What helps me keep going is the enormous amount of passionate and caring support I’ve received along the way from my loving wife, family, community, PanCAN and UCSD.
And being a cancer survivor for all these years, I learned that this it is not all about me.
It’s about others and giving back to the community – the doctors, nurses, lab techs, administrators and schedulers that care for me (no matter what), my friends and neighbors who support me (no matter what), PanCAN, our sponsors, and everyone else that has given me the strength to survive and give hope to those who are currently battling pancreatic cancer.
It’s about surviving to be part of a movement that will ultimately help find a cure or better treatments methods and therapeutics that will yield better patient outcomes.
It’s about raising awareness and generating more funding to support cancer research so that more effective cancer treatments can be offered to all pancreatic cancer patients (no matter what stage they are in their diagnosis).
Last year, when I learned that PanCAN PurpleStride was going to be moved up from the fall to April, the timing was NOT particularly good for me.
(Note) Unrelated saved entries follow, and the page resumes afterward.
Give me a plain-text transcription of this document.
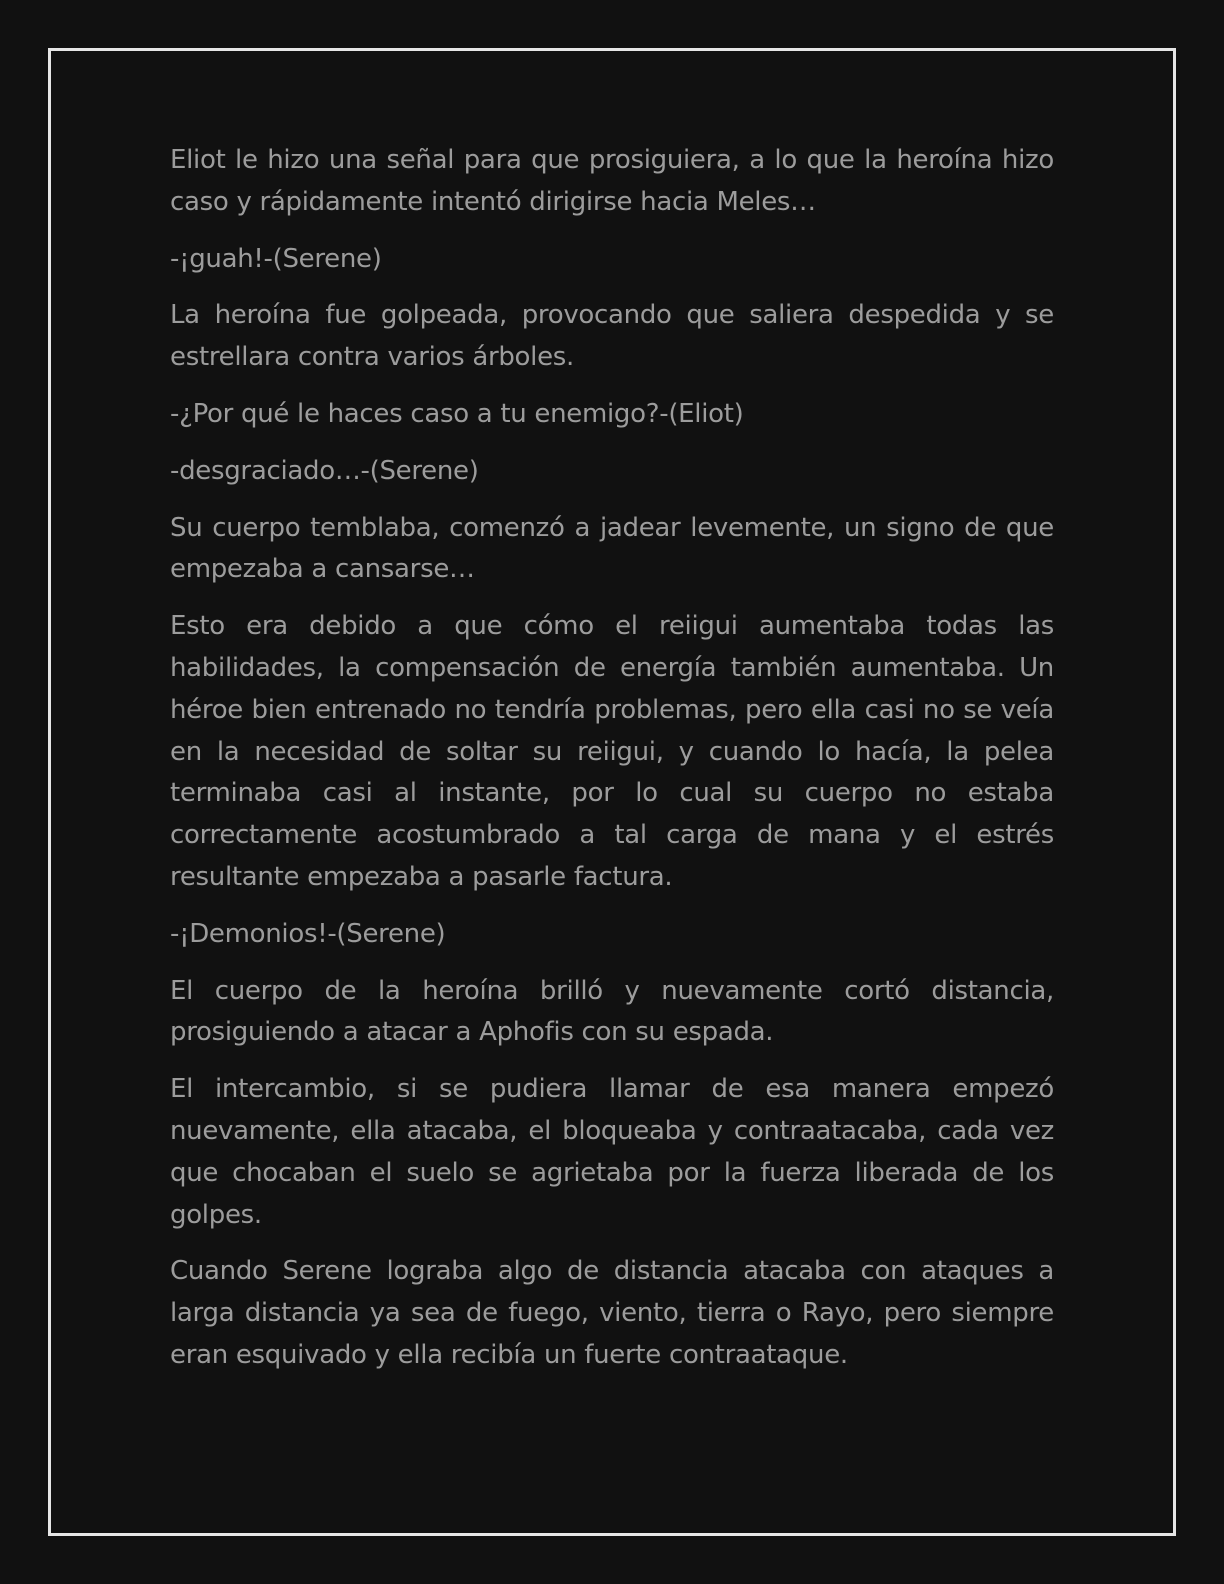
Eliot le hizo una señal para que prosiguiera, a lo que la heroína hizo caso y rápidamente intentó dirigirse hacia Meles…

-¡guah!-(Serene)

La heroína fue golpeada, provocando que saliera despedida y se estrellara contra varios árboles.

-¿Por qué le haces caso a tu enemigo?-(Eliot)

-desgraciado…-(Serene)

Su cuerpo temblaba, comenzó a jadear levemente, un signo de que empezaba a cansarse…

Esto era debido a que cómo el reiigui aumentaba todas las habilidades, la compensación de energía también aumentaba. Un héroe bien entrenado no tendría problemas, pero ella casi no se veía en la necesidad de soltar su reiigui, y cuando lo hacía, la pelea terminaba casi al instante, por lo cual su cuerpo no estaba correctamente acostumbrado a tal carga de mana y el estrés resultante empezaba a pasarle factura.

-¡Demonios!-(Serene)

El cuerpo de la heroína brilló y nuevamente cortó distancia, prosiguiendo a atacar a Aphofis con su espada.

El intercambio, si se pudiera llamar de esa manera empezó nuevamente, ella atacaba, el bloqueaba y contraatacaba, cada vez que chocaban el suelo se agrietaba por la fuerza liberada de los golpes.

Cuando Serene lograba algo de distancia atacaba con ataques a larga distancia ya sea de fuego, viento, tierra o Rayo, pero siempre eran esquivado y ella recibía un fuerte contraataque.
Because I had just recently learned that my cancer had returned for the fourth time and that I would have to undergo chemo (AGAIN) and possibly have surgery to resect the tumor (AGAIN).
I didn’t know where I would be with my treatment in the spring and if I’d be able to be here let alone standing up here speaking to you all.
So I’ve been on chemo for seven months now. And my life still hasn’t changed, I still ride my bike to UCSD to get my labs and chemo even though the cancer has spread to my right lung and liver.
Recently and as luck would have it, I was accepted into a trial here at UCSD (AGAIN) where I hope to receive a cutting-edge targeted cell therapy called CAR-T and I would be one of the first to receive this type of treatment for a solid pancreatic cancer tumor.
A few weeks ago, I lost a very good friend to pancreatic cancer. I promised him that I would continue the fight to wage hope to end pancreatic cancer and change the lives of those affected by it.
Someone once said, “You never know how strong you are until being strong is your only choice.”
Those words cannot be more true.
I’m not just a patient, I’m a SURVIVOR. And when I talk to others who are facing a pancreatic cancer diagnosis, I want them to know that they are not alone, there are survivors there is hope.